The NV 23.11 is not in-lining.

– Ron

Hi Ron,

I played with your code and saw the issue you described. I also see that it starts between 23.7 and 23.9. I’m not sure why we stopped inlining the functions here. However, I was able to develop a work around for you. You seem to only be interested in inlining those functions because it enables you to use ‘do concurrent’ with the function calls. If instead of inlining these functions, you just make them acc routines, then you will get the behavior you’re hoping for. For me, this looks like this:

module func_interface
interface
pure function func (a)
  !$ACC ROUTINE SEQ
  implicit none
  real*8, intent(in) :: a
  real*8 :: func
 end function func
end interface
end module

pure function func (a)
 !$ACC ROUTINE SEQ
 implicit none
 real*8, intent(IN) :: a
 real*8 :: func
 func = SIN(a)*2.0
 return
 end function func

program nv2311_stdpar_inline

 use func_interface
 implicit none
 integer :: i
 integer, parameter :: N = 10
 real*8, dimension(:), allocatable :: x
 allocate (x(N))
  x(:) = 1.0
  do concurrent (i=1:N)
   x(i) = func(x(i))
 enddo
 print*, x(:)
end program nv2311_stdpar_inline

Naming this file test.f90, I can successfully compile it with NVHPC 23.11:

nvfortran test.f90 -Minfo=all -stdpar=gpu -o test
func:
12, Generating acc routine seq
Generating NVIDIA GPU code
nv2311_stdpar_inline:
30, Generating NVIDIA GPU code
30, Loop parallelized across CUDA thread blocks, CUDA threads(32) blockidx%x threadidx%x
30, Generating implicit copy(x(:)) [if not already present]

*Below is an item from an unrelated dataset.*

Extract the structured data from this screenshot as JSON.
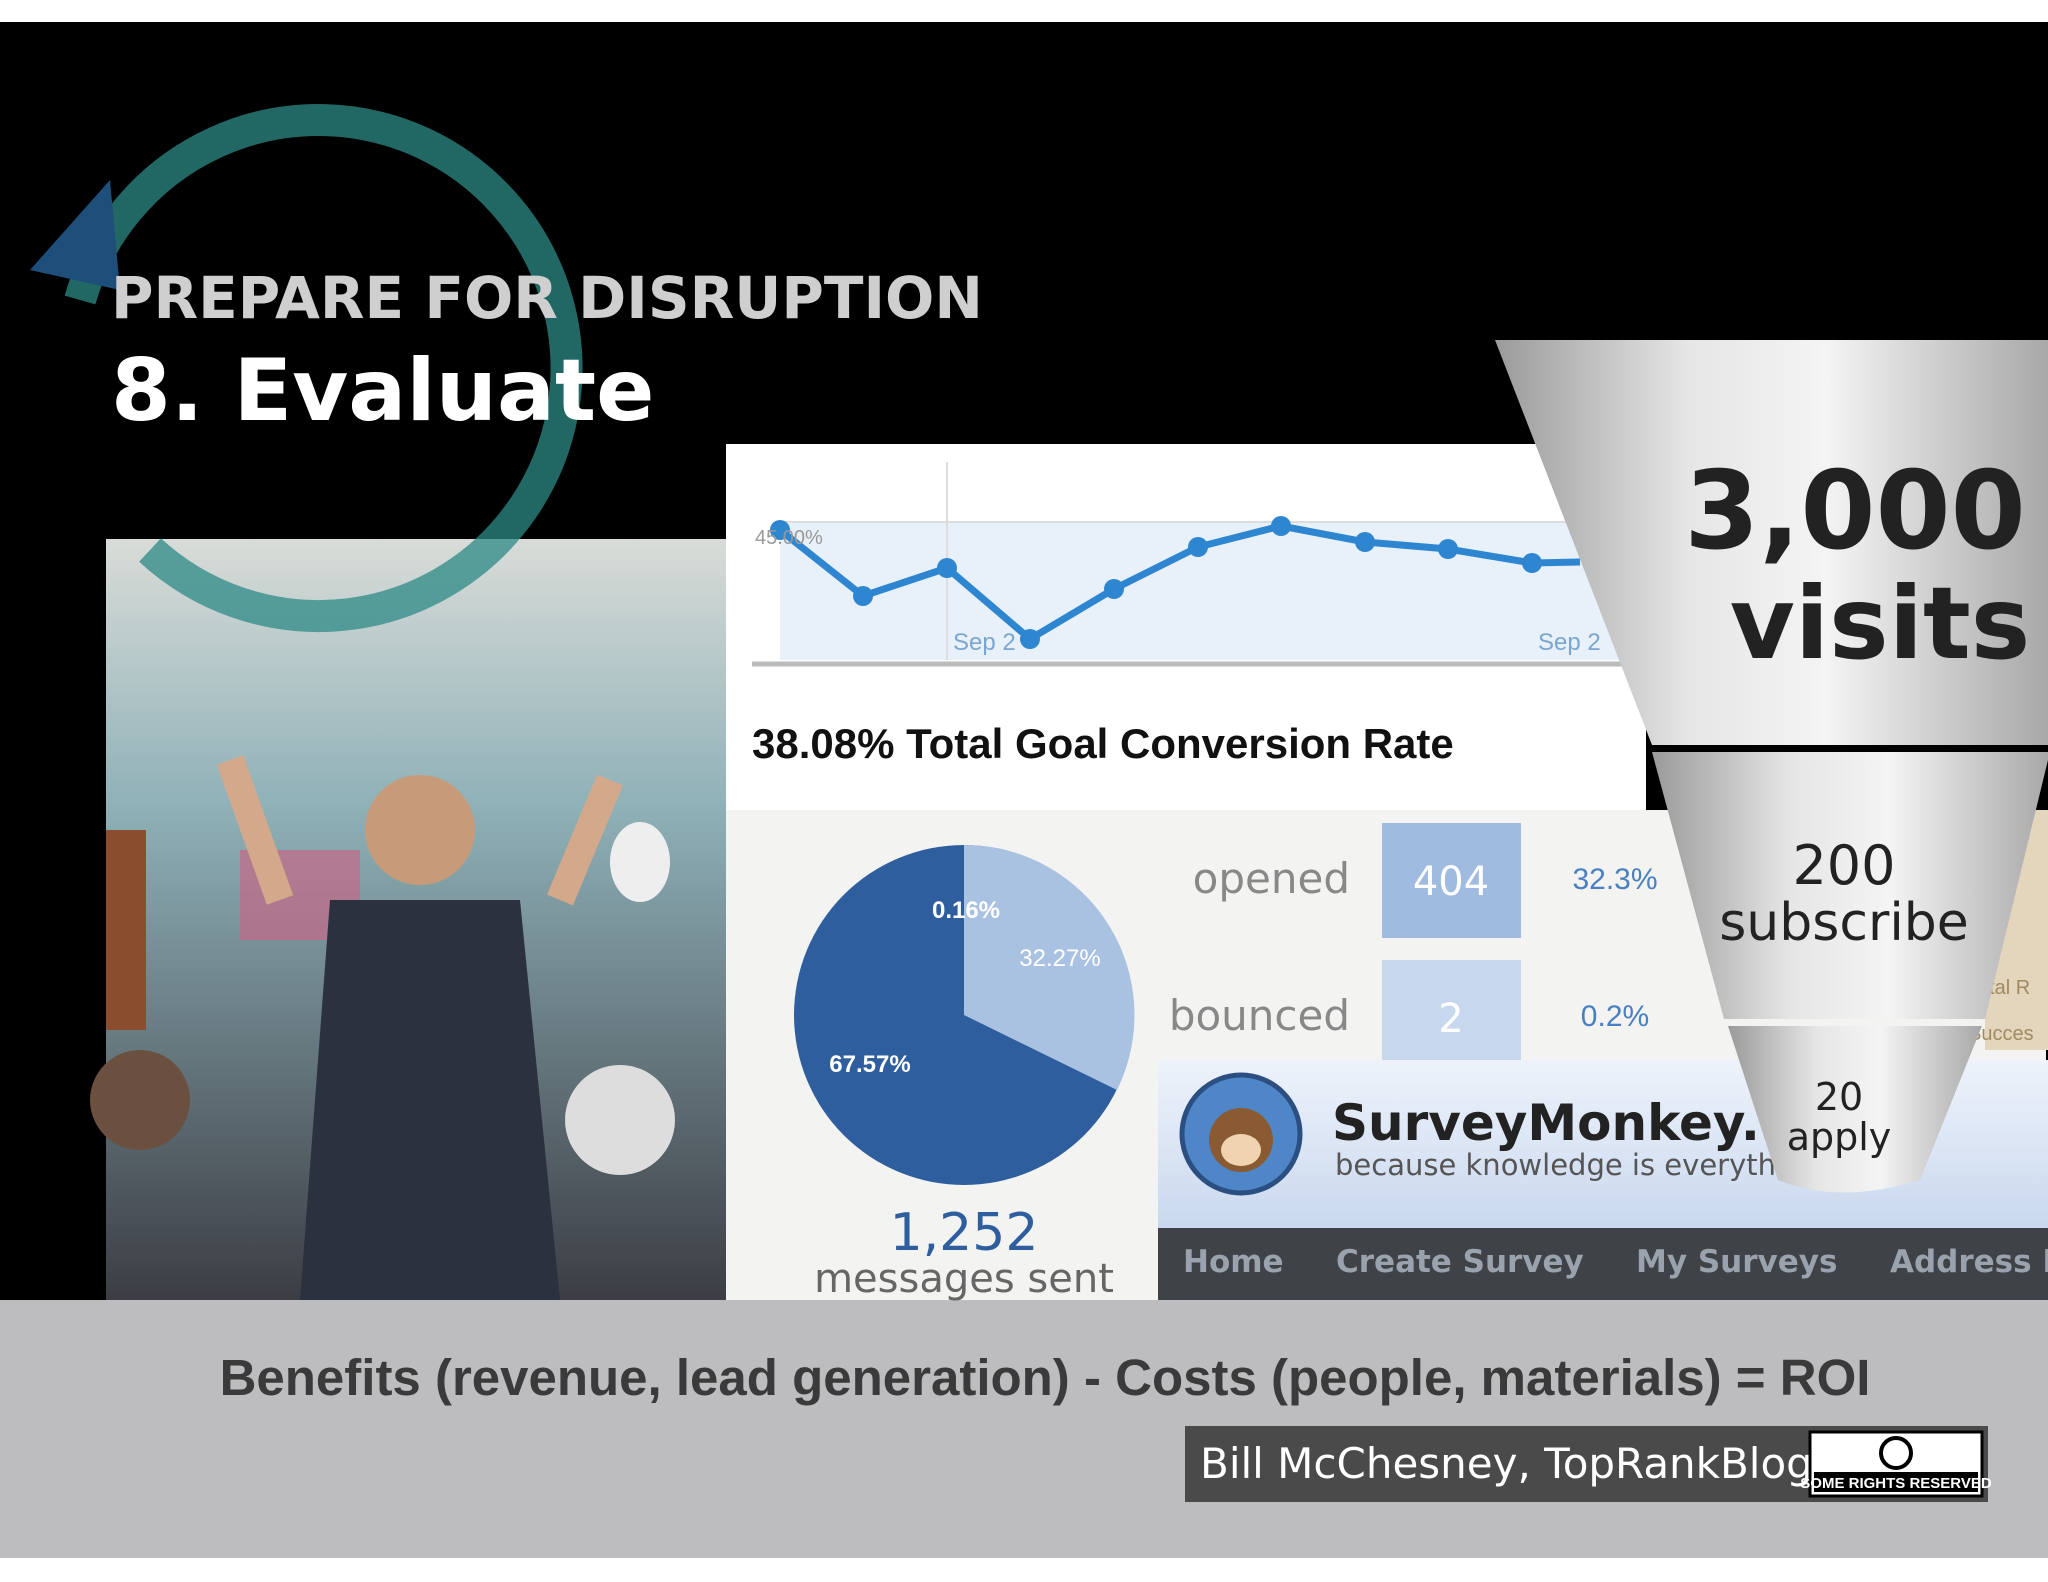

And I can successfully run it as well:

./test
1.682941969615793 1.682941969615793 1.682941969615793
1.682941969615793 1.682941969615793 1.682941969615793
1.682941969615793 1.682941969615793 1.682941969615793
1.682941969615793

Note that this approach is compatible with 23.5 compilers as well, and yields the same result. I made the function “!$ACC ROUTINE SEQ”, but for more interesting functions, you can also make it vector to possibly add more parallelism to your code.

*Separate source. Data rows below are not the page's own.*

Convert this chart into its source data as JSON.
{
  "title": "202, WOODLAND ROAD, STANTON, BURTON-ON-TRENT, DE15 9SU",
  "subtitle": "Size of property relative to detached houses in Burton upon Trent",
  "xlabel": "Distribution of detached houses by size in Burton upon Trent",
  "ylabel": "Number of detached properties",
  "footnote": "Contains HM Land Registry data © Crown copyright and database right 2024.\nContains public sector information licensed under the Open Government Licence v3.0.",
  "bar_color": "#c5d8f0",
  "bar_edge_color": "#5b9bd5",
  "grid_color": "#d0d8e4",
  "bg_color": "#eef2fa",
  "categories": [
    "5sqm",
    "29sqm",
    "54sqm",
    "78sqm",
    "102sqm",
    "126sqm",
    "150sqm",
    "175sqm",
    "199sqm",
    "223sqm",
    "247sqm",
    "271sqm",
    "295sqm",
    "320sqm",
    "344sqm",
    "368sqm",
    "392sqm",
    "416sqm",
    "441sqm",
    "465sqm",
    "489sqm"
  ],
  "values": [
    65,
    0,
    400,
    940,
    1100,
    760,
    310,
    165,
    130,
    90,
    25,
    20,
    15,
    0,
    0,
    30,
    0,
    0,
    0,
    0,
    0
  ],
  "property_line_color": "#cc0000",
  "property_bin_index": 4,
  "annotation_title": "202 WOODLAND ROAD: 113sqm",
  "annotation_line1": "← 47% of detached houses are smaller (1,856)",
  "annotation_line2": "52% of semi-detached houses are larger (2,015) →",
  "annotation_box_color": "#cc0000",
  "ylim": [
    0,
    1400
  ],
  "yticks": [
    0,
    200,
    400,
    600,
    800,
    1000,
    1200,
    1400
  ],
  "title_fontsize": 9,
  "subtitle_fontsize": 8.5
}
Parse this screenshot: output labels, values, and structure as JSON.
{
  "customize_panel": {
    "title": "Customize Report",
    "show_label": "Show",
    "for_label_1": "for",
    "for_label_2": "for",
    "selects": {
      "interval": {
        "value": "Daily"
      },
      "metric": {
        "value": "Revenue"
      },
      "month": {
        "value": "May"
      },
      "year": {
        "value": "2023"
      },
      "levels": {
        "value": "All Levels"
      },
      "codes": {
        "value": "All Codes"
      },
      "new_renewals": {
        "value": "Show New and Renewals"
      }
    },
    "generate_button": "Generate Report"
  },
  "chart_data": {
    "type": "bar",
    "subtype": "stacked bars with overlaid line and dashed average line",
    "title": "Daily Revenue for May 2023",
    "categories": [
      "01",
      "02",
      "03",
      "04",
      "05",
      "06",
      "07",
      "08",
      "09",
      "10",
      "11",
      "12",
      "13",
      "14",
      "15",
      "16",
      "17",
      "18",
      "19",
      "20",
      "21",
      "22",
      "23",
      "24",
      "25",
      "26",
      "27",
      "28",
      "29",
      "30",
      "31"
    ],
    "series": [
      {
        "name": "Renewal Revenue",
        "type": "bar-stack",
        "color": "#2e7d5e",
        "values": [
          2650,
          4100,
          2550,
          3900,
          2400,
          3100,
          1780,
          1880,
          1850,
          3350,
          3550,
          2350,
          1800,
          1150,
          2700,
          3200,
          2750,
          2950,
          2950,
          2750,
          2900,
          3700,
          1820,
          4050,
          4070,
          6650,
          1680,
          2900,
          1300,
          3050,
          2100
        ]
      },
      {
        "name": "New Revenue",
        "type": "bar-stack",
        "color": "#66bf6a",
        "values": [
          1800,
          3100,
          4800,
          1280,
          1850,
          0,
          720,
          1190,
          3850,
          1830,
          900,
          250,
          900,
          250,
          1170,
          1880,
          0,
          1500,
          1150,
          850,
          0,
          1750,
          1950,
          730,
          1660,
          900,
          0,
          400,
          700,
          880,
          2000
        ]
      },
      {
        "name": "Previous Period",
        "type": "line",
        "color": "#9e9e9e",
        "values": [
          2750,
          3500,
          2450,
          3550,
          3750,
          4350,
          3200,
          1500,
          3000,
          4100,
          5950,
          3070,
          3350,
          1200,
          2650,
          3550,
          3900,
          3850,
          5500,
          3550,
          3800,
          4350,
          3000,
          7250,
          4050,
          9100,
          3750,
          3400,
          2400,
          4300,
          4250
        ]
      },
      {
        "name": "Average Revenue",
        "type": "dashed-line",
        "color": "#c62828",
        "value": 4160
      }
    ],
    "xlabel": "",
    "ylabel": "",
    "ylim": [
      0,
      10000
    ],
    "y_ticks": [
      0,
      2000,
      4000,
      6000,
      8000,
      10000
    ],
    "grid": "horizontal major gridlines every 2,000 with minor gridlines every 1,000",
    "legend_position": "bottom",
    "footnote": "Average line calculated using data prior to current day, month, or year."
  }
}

I don’t know anything about changes in inlining behavior - but it’s possible that the gpu compiler team realized that people were having to try to inline their procedures inside ‘do concurrent’ constructs to get them to work, and realized that they should instead just force the procedures to be acc routines instead to solve the problem. I’m not sure - but hopefully this helps resolve your issue! Let me know if there are any other issues.

Hi,

Thanks, but I already have a version of the code that uses “acc routine”.

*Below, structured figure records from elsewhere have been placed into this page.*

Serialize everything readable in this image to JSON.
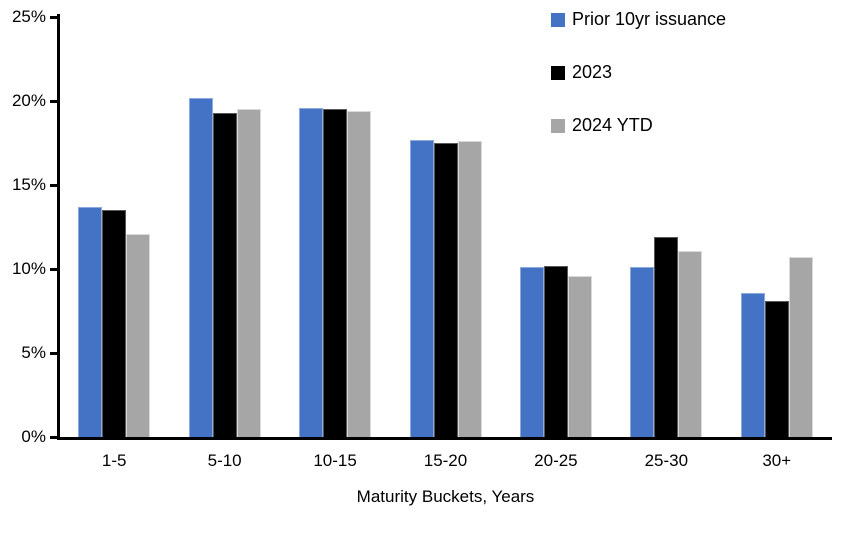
{
  "chart_data": {
    "type": "bar",
    "title": "",
    "categories": [
      "1-5",
      "5-10",
      "10-15",
      "15-20",
      "20-25",
      "25-30",
      "30+"
    ],
    "series": [
      {
        "name": "Prior 10yr issuance",
        "color": "#4472C4",
        "border_color": "#8ea9dc",
        "values": [
          13.7,
          20.2,
          19.6,
          17.7,
          10.1,
          10.1,
          8.6
        ]
      },
      {
        "name": "2023",
        "color": "#000000",
        "border_color": "#595959",
        "values": [
          13.5,
          19.3,
          19.5,
          17.5,
          10.2,
          11.9,
          8.1
        ]
      },
      {
        "name": "2024 YTD",
        "color": "#A6A6A6",
        "border_color": "#d9d9d9",
        "values": [
          12.1,
          19.5,
          19.4,
          17.6,
          9.6,
          11.1,
          10.7
        ]
      }
    ],
    "xlabel": "Maturity Buckets, Years",
    "ylabel": "",
    "ylim": [
      0,
      25
    ],
    "yticks": [
      {
        "value": 0,
        "label": "0%"
      },
      {
        "value": 5,
        "label": "5%"
      },
      {
        "value": 10,
        "label": "10%"
      },
      {
        "value": 15,
        "label": "15%"
      },
      {
        "value": 20,
        "label": "20%"
      },
      {
        "value": 25,
        "label": "25%"
      }
    ],
    "grid": false,
    "legend_position": "top-right"
  },
  "colors": {
    "background": "#ffffff",
    "axis": "#000000",
    "text": "#000000"
  }
}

The purpose of this version is to demonstrate a large code that can offload to the GPUs with only using the Fortran standard with ZERO directives (see https://ieeexplore.ieee.org/document/10196584 for details - this is “Code 5”).

I don’t know why they would stop in-lining as it allows the use of DC (especially since they are “pure” functions).
The compiler has a flag for inlining functions which it should do regardless of where they are.

Any chance this could get fixed for the next release?

– Ron

Let me check internally if this was an unexpected change in behavior and I’ll get back to you on it. If it is, I’ll open an internal bug report on it and push to get it resolved for you.

I just heard back from the GPU team about this. We believe this is a regression in behavior that was not expected. I’m going to open an internal bug report on this and try to get it resolved for you. Thanks for bringing this to our attention! If I get any updates, I’ll update this post with the information for you.

1 Like

Note: This issue is in the new 24.1 release as well.
– Ron

Thanks! That’s to be expected since we just became aware of the issue. We hope to have a fix into 24.3.